Latent Studio
Eine Web-App für Stable-Diffusion-Bildgenerierung, die aus einem Künstlernamen einen geprüften, eigenen Bildstil macht – gebaut für Menschen, die noch nie von „Latent Space“ gehört haben.
Eine Web-App für Stable-Diffusion-Bildgenerierung, die aus einem Künstlernamen einen geprüften, eigenen Bildstil macht – gebaut für Menschen, die noch nie von „Latent Space“ gehört haben.
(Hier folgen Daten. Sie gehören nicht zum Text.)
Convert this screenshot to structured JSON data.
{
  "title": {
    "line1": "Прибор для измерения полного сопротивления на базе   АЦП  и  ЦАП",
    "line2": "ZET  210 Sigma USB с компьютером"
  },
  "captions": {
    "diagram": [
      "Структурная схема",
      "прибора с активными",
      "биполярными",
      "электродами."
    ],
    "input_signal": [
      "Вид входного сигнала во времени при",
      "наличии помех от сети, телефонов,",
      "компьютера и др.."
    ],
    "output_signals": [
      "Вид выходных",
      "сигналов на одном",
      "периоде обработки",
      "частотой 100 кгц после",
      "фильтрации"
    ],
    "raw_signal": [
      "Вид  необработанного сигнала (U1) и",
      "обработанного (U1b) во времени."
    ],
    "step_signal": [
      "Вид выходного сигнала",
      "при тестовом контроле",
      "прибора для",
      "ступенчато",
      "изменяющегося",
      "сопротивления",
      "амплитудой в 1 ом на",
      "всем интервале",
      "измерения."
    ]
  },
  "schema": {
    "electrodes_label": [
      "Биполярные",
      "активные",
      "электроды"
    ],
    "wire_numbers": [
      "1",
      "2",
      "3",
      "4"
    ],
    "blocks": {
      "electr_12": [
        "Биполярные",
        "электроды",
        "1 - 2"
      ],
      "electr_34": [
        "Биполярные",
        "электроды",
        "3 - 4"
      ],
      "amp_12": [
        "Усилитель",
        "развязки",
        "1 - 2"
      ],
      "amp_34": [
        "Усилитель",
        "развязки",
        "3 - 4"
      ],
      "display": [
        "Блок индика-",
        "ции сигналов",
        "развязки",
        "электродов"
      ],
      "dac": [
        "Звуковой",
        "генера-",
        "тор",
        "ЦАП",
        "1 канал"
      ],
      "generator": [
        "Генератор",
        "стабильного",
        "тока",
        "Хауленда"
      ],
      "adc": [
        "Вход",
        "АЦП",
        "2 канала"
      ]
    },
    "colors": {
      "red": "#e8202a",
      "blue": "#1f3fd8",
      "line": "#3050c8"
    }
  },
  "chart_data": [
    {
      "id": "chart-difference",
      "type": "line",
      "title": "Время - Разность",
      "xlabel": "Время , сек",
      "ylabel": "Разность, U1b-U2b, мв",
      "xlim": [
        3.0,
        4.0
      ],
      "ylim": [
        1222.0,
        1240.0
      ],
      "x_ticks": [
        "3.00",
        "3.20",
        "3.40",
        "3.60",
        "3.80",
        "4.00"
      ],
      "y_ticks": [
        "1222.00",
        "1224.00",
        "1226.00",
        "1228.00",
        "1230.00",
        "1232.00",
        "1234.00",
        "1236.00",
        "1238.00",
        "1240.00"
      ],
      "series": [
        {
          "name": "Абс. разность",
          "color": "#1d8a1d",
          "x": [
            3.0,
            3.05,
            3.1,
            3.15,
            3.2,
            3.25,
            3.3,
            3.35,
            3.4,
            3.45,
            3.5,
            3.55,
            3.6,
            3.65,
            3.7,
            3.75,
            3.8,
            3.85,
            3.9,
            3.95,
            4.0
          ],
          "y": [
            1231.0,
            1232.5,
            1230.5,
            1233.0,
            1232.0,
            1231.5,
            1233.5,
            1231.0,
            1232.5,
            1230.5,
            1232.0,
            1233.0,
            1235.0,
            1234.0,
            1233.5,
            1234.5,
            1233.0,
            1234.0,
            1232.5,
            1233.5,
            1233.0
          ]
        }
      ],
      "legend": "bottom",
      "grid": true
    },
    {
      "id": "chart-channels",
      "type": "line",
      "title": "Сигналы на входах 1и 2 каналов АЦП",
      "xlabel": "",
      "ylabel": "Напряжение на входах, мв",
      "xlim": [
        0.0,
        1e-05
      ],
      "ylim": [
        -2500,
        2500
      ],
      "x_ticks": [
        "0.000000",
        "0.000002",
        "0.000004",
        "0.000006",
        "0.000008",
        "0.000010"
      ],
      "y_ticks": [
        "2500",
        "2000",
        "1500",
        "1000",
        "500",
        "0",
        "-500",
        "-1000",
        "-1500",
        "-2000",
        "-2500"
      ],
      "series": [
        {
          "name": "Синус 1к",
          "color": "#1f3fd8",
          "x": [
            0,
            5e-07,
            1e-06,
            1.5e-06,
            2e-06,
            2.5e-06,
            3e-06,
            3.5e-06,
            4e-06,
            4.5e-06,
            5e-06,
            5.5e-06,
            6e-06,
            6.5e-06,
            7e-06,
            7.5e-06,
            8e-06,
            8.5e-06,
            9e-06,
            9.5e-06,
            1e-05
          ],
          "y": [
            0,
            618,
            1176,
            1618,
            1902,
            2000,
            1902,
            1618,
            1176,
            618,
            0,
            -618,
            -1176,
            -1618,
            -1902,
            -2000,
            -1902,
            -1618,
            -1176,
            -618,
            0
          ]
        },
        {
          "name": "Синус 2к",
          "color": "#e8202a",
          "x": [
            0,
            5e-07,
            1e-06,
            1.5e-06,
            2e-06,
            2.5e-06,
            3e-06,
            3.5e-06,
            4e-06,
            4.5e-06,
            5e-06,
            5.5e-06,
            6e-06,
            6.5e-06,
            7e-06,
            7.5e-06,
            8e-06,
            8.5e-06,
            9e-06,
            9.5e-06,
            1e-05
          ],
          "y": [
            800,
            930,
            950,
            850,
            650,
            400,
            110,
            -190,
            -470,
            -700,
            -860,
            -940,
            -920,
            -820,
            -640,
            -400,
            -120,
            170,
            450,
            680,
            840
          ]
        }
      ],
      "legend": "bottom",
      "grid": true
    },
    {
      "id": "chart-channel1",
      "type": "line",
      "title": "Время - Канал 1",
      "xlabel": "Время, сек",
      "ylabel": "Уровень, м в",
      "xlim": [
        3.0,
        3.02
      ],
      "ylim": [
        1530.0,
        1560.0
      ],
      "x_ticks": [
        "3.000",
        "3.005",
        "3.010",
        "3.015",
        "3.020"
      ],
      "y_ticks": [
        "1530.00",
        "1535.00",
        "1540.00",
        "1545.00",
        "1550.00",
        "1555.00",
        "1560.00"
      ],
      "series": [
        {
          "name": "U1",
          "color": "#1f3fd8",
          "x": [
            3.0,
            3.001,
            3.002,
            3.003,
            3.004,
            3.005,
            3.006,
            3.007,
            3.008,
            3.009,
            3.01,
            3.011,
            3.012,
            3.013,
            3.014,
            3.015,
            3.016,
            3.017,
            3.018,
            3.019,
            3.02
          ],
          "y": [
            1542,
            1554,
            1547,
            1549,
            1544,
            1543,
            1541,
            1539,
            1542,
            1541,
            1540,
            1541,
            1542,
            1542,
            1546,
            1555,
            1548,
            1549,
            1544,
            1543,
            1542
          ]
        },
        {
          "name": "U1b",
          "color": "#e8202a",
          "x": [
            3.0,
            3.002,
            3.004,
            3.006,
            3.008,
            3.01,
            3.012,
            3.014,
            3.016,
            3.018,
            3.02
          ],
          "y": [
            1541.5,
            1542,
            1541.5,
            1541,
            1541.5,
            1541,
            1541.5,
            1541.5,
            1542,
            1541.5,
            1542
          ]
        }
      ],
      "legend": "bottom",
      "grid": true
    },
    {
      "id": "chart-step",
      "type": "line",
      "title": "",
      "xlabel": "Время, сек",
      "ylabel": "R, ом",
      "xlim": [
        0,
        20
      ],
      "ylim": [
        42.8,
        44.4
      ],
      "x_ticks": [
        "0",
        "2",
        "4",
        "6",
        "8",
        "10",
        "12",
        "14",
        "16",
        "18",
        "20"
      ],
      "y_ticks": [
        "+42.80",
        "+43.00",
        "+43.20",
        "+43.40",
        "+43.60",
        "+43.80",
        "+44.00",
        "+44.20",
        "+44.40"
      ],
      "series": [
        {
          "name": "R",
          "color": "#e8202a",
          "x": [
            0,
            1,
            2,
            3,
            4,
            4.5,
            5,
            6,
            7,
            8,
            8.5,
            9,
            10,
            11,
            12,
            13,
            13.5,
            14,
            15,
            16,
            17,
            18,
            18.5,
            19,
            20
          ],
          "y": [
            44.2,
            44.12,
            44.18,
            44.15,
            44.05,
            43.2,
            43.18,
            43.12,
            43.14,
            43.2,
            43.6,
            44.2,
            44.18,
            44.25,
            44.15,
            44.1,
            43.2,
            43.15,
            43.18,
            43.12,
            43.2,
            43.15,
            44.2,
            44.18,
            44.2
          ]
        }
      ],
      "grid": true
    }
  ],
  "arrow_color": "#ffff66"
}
Ursprünglich Abschlussprojekt für Creative Coding Advanced an der TH Nürnberg, seitdem als persönliches Projekt ohne Deadline weitergeführt. Die Aufgabe: aus der Technik hinter KI-Bildgenerierung eine App machen, die man einfach benutzen kann.
Die eigentliche Herausforderung war dabei nicht das komplizierteste Modell, sondern zwei andere Dinge: eine Oberfläche, die auch für Menschen ohne KI-Vorwissen funktioniert, und ein Weg, eigene Bildstile nicht nur automatisch zu erzeugen, sondern die Ergebnisse auch verlässlich zu prüfen.
Angefangen habe ich damit, meine einfache Bildgenerierungs-Pipeline aus dem Kurs in eine echte Oberfläche zu übertragen – ein lauffähiger Startpunkt, den ich danach Stück für Stück weiterentwickelt habe. So hatte ich früh eine benutzbare Version, mit der ich direkt ausprobieren, testen und nachbessern konnte. Oberfläche, Funktionen und der Trainingsprozess für die Stile sind über viele kleine Iterationen gewachsen, immer wieder neu getestet.
Dabei bin ich an mehreren Stellen deutlich tiefer eingestiegen, als die Aufgabe verlangt hätte – einfach weil mich interessiert hat, wie KI-Bildgenerierung wirklich funktioniert. Wichtig war mir, Entscheidungen nicht nach Bauchgefühl zu treffen: Ob eine Idee etwas taugt oder mehr Trainingsdaten wirklich einen Unterschied machen, habe ich an direkten Vorher-Nachher-Vergleichen festgemacht statt geschätzt.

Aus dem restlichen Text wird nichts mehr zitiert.